PARBOABOA, Jakarta - Sidang Perselisihan Hasil Pemilihan Umum (PHPU) 2024 di Mahkamah Konstitusi terus berlanjut.
Dalam sidang ini, Pakar Ekonomi Basri Faisal dihadirkan oleh Tim Hukum Nasional Anies Baswedan-Muhaimin Iskandar sebagai ahli.
Dalam pemaparan materinya, yang mengusung tema, "Bansos Menjelang Pemilu 2024 Sangat Ugal-Ugalan untuk Memenangkan Prabowo-Gibran", Faisal menyoroti politik gentong babi atau pork barrel politics.
"Teori ini tumbuh dan berkembang di Amerika Serikat (AS)," jelasnya di sidang Mahkamah Konstitusi, Senin (1/4/2024).
Pork barrel politics di negeri Paman Sam itu berupa proyek-proyek mercusuar seperti jembatan dan sebagainya.
Sementara di Indonesia, politik gentong babi meliputi sembako yang dibagikan lewat program bantuan sosial atau bansos.
Lebih lanjut, ia menjelaskan, praktik pork barrel politics di negara-negara berkembang menjadi berbeda karena pendapatannya masih rendah, angka kemiskinannya tinggi.
Memahami Politik Getong Royong
Menurut Antonius Saragintan dan Syahrul Hidayat dalam buku "Politik Pork Barrel di Indonesia" (2011), politik gentong babi dipahami sebagai usaha petahana untuk menggelontorkan dan mengalokasikan sejumlah dana dengan tujuan tertentu.
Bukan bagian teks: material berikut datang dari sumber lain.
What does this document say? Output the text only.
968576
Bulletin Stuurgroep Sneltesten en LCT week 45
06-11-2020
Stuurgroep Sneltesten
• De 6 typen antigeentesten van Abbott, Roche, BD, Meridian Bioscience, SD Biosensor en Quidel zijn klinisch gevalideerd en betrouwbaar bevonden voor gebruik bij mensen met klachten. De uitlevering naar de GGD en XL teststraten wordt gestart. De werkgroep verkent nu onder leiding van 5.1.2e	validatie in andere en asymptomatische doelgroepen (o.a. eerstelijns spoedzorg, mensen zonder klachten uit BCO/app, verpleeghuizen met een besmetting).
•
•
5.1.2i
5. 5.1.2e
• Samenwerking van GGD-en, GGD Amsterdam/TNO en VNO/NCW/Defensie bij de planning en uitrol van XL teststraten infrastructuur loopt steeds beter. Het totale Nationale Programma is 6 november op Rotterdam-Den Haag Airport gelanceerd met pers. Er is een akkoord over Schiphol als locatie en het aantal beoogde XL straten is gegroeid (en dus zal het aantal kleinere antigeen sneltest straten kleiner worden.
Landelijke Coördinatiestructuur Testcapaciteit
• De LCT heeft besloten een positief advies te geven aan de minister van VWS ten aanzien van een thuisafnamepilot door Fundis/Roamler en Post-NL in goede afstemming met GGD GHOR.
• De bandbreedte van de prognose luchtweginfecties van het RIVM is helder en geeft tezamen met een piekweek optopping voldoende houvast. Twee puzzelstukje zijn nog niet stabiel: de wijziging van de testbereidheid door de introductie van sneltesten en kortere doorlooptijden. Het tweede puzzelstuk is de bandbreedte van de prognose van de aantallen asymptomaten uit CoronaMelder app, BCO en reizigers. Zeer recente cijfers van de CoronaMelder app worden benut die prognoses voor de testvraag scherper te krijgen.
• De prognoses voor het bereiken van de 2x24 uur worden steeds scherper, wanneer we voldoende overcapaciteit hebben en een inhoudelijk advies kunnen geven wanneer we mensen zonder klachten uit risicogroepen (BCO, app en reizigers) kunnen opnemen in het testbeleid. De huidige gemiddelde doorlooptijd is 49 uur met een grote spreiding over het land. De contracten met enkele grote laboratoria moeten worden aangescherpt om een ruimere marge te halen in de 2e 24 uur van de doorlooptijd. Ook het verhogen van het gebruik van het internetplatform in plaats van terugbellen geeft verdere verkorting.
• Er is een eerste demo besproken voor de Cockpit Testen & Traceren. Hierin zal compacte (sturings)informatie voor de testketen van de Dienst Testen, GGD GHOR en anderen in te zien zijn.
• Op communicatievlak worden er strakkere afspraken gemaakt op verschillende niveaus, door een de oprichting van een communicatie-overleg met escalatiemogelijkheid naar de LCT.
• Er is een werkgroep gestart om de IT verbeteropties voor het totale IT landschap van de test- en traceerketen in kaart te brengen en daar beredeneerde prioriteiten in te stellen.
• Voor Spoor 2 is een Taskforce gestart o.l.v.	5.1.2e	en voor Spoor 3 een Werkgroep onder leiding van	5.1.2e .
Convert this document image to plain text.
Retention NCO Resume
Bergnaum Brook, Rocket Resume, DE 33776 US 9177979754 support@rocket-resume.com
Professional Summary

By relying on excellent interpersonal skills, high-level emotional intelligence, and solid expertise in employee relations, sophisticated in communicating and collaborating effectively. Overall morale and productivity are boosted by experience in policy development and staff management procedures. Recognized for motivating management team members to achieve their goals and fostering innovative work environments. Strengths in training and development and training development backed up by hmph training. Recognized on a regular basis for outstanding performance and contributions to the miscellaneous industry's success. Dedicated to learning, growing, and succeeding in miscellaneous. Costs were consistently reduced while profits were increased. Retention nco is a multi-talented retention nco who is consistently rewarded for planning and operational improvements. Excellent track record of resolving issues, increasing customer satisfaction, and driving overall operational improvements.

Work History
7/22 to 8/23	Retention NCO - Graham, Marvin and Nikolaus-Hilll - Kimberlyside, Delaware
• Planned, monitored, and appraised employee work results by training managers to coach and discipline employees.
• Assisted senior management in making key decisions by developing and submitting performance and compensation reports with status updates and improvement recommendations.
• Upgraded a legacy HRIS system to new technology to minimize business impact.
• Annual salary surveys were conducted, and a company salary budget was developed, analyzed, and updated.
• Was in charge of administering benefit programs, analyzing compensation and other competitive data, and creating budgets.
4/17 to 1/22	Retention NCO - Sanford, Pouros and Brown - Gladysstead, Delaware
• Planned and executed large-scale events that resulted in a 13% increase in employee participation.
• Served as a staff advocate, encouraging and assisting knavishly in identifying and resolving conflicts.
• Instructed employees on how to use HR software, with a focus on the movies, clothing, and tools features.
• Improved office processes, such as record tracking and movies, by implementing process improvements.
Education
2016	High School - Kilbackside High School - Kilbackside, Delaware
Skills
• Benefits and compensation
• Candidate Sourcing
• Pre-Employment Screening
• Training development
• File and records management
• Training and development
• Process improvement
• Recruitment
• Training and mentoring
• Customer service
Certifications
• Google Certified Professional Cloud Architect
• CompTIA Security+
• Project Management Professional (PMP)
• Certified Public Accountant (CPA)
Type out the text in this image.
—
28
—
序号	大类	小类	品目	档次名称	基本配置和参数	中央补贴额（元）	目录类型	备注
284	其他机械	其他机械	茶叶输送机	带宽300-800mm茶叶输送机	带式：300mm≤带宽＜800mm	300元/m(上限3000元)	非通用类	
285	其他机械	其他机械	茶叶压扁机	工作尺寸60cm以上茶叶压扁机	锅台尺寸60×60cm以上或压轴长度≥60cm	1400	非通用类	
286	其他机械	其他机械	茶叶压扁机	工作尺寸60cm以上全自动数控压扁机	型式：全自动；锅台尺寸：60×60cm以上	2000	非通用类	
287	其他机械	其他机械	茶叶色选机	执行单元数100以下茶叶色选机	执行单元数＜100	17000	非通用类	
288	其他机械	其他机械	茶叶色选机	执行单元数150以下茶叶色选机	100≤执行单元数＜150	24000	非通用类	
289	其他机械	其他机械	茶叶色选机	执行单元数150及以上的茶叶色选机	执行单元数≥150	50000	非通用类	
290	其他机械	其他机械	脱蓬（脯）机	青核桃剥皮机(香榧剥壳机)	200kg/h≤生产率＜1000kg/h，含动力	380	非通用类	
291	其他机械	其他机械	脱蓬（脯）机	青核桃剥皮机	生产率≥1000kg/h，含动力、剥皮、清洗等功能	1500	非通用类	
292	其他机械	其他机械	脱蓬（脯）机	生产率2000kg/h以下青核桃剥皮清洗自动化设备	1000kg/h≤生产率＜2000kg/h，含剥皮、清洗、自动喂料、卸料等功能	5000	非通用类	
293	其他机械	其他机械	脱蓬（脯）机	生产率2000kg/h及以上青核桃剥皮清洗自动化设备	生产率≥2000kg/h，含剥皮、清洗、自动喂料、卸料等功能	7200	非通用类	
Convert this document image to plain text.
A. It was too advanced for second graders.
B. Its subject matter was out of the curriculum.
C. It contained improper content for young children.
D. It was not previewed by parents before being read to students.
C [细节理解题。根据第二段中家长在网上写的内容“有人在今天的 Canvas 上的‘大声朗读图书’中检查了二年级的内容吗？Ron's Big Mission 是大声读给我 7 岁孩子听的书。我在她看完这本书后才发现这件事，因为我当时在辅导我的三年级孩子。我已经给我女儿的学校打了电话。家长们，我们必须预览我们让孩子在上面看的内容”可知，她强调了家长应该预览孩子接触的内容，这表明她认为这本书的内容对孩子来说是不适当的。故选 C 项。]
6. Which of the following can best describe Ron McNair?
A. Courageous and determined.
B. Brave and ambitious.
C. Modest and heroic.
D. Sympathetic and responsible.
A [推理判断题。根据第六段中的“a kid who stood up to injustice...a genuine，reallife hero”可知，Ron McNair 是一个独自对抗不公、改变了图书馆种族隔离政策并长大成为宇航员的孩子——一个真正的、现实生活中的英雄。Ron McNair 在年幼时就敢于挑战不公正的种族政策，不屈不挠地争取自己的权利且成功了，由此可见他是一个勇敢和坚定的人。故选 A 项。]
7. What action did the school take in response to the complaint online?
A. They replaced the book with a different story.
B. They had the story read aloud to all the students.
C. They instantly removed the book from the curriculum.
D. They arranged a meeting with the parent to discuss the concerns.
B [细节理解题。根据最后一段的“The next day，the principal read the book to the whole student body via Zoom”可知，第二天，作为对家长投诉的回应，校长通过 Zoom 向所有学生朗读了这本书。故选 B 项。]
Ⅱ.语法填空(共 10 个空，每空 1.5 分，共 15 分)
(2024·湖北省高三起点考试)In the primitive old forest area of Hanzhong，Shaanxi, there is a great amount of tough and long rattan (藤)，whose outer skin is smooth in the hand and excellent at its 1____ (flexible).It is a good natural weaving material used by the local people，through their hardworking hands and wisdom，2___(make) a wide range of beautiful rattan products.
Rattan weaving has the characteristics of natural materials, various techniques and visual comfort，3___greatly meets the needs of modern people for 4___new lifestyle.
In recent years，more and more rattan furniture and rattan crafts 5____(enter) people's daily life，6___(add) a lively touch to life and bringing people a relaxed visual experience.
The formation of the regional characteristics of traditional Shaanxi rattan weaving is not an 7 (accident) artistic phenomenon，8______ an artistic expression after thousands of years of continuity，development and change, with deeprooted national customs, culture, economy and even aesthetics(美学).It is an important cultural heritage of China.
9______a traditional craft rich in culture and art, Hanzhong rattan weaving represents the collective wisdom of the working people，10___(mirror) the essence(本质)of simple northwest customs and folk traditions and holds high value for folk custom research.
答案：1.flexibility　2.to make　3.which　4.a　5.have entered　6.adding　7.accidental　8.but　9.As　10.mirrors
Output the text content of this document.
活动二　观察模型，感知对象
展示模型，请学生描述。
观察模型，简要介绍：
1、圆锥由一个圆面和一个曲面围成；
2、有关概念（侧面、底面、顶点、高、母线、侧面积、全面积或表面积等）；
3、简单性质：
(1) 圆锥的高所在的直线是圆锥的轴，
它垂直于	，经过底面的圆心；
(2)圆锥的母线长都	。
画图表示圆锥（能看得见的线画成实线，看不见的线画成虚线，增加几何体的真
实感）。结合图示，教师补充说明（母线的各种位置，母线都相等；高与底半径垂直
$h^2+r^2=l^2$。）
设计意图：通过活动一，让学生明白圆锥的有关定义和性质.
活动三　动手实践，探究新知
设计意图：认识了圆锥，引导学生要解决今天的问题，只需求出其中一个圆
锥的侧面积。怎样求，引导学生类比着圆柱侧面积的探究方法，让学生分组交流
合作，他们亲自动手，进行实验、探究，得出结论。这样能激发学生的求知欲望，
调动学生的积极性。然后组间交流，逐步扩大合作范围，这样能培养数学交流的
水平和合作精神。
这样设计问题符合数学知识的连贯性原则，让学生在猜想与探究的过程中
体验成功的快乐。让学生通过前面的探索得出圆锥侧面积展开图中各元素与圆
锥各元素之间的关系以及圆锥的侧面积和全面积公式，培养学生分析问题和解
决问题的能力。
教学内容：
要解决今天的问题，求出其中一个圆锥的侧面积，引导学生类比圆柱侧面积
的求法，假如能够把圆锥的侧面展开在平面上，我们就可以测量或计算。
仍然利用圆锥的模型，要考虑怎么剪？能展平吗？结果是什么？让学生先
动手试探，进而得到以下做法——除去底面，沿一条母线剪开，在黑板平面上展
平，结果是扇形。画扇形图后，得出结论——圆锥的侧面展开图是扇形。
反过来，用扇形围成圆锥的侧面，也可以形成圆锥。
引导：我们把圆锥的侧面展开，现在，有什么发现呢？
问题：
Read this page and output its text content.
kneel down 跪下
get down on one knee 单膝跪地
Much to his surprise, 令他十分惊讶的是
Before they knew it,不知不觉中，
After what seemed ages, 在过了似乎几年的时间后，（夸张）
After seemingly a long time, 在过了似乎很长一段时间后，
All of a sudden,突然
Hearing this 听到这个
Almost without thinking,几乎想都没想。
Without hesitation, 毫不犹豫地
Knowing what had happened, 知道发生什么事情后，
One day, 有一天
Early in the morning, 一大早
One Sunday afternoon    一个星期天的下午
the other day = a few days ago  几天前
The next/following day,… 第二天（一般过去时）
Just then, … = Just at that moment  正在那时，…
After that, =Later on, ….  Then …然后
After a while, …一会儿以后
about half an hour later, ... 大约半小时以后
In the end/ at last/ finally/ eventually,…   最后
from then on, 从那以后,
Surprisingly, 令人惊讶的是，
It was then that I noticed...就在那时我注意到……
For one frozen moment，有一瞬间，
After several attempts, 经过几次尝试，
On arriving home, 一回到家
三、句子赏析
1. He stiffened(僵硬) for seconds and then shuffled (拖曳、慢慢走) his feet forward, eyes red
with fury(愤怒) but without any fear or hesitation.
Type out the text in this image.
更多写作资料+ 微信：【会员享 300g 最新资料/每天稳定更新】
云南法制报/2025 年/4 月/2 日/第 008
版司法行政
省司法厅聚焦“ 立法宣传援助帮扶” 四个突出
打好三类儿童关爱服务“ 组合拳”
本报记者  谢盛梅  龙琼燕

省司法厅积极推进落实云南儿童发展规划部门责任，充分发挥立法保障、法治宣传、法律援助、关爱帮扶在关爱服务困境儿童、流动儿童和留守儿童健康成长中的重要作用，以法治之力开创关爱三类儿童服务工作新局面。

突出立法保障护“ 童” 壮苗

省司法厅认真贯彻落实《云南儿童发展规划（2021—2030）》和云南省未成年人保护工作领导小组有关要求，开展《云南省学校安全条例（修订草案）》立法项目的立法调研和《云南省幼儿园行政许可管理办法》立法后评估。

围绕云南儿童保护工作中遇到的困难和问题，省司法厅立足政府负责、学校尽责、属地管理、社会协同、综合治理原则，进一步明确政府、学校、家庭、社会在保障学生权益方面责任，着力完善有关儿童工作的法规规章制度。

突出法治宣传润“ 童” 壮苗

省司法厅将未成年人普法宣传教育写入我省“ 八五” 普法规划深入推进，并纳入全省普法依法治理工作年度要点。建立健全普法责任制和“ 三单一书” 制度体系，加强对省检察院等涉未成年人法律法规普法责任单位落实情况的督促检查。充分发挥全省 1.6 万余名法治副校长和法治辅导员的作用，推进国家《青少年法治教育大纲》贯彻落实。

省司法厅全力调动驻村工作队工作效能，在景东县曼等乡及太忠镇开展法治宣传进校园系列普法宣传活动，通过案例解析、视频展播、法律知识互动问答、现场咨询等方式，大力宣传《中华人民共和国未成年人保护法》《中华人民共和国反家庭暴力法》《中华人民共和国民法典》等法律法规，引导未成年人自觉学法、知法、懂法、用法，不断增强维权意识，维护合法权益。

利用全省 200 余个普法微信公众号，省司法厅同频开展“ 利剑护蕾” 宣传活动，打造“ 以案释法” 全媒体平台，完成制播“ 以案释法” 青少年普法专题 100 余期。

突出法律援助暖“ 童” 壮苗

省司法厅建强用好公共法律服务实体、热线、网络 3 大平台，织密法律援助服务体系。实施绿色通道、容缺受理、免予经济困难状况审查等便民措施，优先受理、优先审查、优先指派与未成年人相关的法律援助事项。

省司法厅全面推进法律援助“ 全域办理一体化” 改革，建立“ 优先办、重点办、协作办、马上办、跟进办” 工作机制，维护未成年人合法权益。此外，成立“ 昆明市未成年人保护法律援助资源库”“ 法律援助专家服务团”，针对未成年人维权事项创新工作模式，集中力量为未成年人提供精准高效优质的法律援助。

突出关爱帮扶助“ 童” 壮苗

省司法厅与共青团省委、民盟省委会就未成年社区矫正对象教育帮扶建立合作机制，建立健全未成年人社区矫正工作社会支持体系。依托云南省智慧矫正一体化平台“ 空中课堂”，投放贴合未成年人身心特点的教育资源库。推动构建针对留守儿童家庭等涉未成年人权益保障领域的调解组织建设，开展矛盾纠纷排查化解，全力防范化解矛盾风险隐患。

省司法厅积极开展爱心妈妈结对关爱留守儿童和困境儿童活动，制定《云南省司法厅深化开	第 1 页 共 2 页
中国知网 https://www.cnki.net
Dalam konteks politik, "tujuan" merujuk pada usaha untuk terpilih dan menjabat kembali.
Sementara Perludem.org, dalam artikel "Bahaya Politik Gentong Babi di Pilkada", mengatakan bahwa pemberian bantuan sosial menjelang pemilu termasuk jenis pork barrel atau politik gentong babi.
Dilansir dari Investopedia, Rabu (3/04/2024), istilah ini pertama kali muncul pada tahun 1700-an.
Pada tahun tersebut, sebelum adanya pendingin, daging babi diasinkan dan diawetkan dalam tong kayu yang masing-masing dapat menampung lebih dari 30 galon.
Pemandangan bagaimana daging babi tersebut mudah "mencelupkan diri ke dalam gentong" dipahami sebagai gambaran dari rakyat yang “tercelup” dan menjadi bagian dari praktik politik uang dalam jumlah yang besar.
Istilah ini pertama kali diperkenalkan oleh penulis dan sejarawan Edward Everett Hale, pada 1863 melalui cerita "The Children of the Public".
Dalam kurun waktu sepuluh tahun setelah itu, istilah politik gentong babi ini mengalami perluasan makna yakni, pengeluaran dana publik oleh seorang politisi untuk kepentingan sekelompok kecil orang dengan tujuan untuk memperoleh dukungan dalam bentuk suara atau sumbangan kampanye.
Kemudian pada era modern, istilah ini lebih dipahami sebagai suatu kegiatan pembelanjaan.
Pembelanjaan dalam gentong babi memiliki makna pembelanjaan yang sia-sia pada proyek-proyek pekerjaan umum lokal yang nilainya meragukan.
Selain itu, pembelanjaan ini dinilai sebagai usaha mengeluarkan dana dalam rangka politik elektoral.